In the midst of all the regional excitement about the Left's victories in successive elections--Venezuela, Brazil, Uruguay, Bolivia, Chile--here, then, is one group that is continuing, and indeed stepping up, its extra-parliamentary activism.
Not that this is any coincidence. The Colectivo Situaciones hit the nail on the head when they write:
In effect, the Sixth Declaration is a much-needed text that aims to interrupt a definite tendency [deriva]: a tendency that orients the energies and victories of the past few years' struggles towards a revitalization of forms of sovereignty that are still trapped within traditional modes of representation, and that has succeeded, in line with the movement of the times, to construct a hypothesis appropriating the potential of the present situation by means of an affirmation of and from insurgent movements. (Bienvenidos a la selva 22-23)In other words, if Chávez, Lula, Morales, and Bachelet are, in their different ways, instances of the conversion of constituent into constituted power, a constituted power that by definition blocks an analysis and critique of the form of power itself, the Zapatistas' Sixth Declaration is intended to derail that mechanism, and to rethink a politics that would extend rather than halt the process of constitution.
Hence the Zapatistas' stress on autonomy, self-government, and even their self-critique, suggesting that they themselves had subordinated grassroots empowerment to the politico-military structure of the EZLN.
Rather than vertical consolidation, the Sixth Declaration insists on the importance of undoing all residual or incipient transcendence. It envisages, indeed, the dissolution of the EZLN itself, its subsumption into a plane of immanence: "perhaps it would be better with nothing below, just completely level [puro planito todo], without any military, and that is why the zapatistas are soldiers so that there will not be any soldiers" (332). Instead of building up, the Zapatistas are expanding outwards.
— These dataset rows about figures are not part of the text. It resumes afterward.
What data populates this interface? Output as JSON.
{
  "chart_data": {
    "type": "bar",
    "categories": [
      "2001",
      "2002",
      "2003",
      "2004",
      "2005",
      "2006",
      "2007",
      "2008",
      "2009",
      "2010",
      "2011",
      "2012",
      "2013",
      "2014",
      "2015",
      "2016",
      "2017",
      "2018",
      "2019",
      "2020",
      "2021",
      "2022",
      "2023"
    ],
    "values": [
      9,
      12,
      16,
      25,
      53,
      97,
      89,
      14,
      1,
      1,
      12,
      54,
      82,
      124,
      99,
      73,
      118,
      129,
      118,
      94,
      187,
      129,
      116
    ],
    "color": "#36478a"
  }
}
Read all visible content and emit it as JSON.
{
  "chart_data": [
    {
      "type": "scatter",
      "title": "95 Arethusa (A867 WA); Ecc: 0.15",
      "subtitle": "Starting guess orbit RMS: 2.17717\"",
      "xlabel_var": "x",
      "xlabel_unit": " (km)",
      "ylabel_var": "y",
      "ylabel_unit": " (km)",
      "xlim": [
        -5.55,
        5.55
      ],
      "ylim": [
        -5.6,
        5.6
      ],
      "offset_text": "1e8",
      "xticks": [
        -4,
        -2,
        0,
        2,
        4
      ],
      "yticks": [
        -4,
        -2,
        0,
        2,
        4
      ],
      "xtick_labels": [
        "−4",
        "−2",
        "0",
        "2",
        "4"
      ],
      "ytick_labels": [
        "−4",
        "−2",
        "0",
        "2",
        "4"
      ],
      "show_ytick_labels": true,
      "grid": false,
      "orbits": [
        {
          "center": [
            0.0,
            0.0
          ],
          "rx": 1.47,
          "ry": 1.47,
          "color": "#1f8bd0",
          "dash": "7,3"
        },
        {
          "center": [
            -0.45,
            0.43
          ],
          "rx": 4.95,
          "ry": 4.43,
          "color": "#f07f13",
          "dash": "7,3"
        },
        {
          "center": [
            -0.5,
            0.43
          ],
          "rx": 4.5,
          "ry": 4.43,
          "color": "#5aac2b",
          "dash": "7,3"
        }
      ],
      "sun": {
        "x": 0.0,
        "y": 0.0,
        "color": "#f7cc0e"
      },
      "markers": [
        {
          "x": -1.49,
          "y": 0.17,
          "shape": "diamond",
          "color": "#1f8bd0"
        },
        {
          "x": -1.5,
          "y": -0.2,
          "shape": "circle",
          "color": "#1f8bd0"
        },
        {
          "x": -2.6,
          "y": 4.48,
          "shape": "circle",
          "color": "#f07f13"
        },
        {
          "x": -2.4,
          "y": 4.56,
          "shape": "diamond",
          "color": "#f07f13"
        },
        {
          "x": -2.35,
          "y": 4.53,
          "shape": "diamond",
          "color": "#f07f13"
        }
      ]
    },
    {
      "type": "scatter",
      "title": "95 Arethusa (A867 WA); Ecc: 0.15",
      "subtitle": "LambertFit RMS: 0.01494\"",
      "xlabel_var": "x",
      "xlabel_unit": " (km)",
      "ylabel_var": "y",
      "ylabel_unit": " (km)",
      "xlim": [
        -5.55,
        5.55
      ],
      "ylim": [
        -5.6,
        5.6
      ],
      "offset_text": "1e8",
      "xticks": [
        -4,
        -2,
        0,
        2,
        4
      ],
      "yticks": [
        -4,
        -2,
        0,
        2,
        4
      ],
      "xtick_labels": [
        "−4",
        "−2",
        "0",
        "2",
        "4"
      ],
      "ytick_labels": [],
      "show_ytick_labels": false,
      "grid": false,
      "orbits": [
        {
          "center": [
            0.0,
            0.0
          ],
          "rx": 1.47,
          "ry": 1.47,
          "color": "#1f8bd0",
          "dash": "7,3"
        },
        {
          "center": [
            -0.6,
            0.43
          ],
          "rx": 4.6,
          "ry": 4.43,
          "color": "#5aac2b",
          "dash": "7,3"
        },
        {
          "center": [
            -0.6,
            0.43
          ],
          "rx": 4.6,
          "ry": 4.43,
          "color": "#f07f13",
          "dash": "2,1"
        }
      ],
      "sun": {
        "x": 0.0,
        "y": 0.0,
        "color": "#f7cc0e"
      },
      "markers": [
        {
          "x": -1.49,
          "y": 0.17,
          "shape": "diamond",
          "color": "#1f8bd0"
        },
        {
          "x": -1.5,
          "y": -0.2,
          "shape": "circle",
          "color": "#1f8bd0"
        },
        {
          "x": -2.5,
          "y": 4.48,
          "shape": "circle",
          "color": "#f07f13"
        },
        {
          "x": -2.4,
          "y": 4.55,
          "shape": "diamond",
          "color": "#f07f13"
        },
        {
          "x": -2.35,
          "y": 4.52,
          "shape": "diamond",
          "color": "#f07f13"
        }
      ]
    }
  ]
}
And John Holloway is right to note that this expansion is not envisaged in terms of solidarity, though "this has always been an element of the response to the Zapatistas: admiration for them, solidarity with them" (317; emphasis in original). Holloway continues:
The pro-Zapatista movement has always included two elements: the element of solidarity with an indigenous struggle, on the one hand, and taking on the struggle for humanity and dignity as our own struggle, on the other. My feeling is that with the Sixth Declaration and the abandonment of indigenous rights as principal focus of the EZLN's struggle, they are telling us "We've always said that behind the ski-masks we are in fact you, but perhaps you didn't understand this so well, so we'll say it to you more directly and in another way." (317)The Zapatistas make this point playfully, joking with the conventions of solidarity. They promise to send a lorryload of maize to Cuba, in a lorry called "Chompiras," so long as a convenient place can be found for the transaction, and so long as the Cubans can wait until harvest. They suggest sending crafts and coffee to Europe. They debate doing more:
And perhaps we might also send you some pozol, which gives much strength in the resistance, but who knows if we will send it to you, because pozol is more our way, and what if it were to hurt your bellies and weaken your struggles and the neoliberals defeat you. (345)The Zapatistas seek to expand and intensify their network, playfully, creatively, and performatively. And despite certain populist resonances in their vocabulary, it's this deterritorializing and excessive (because symbolic?) tendency that marks their break from such state fetishism.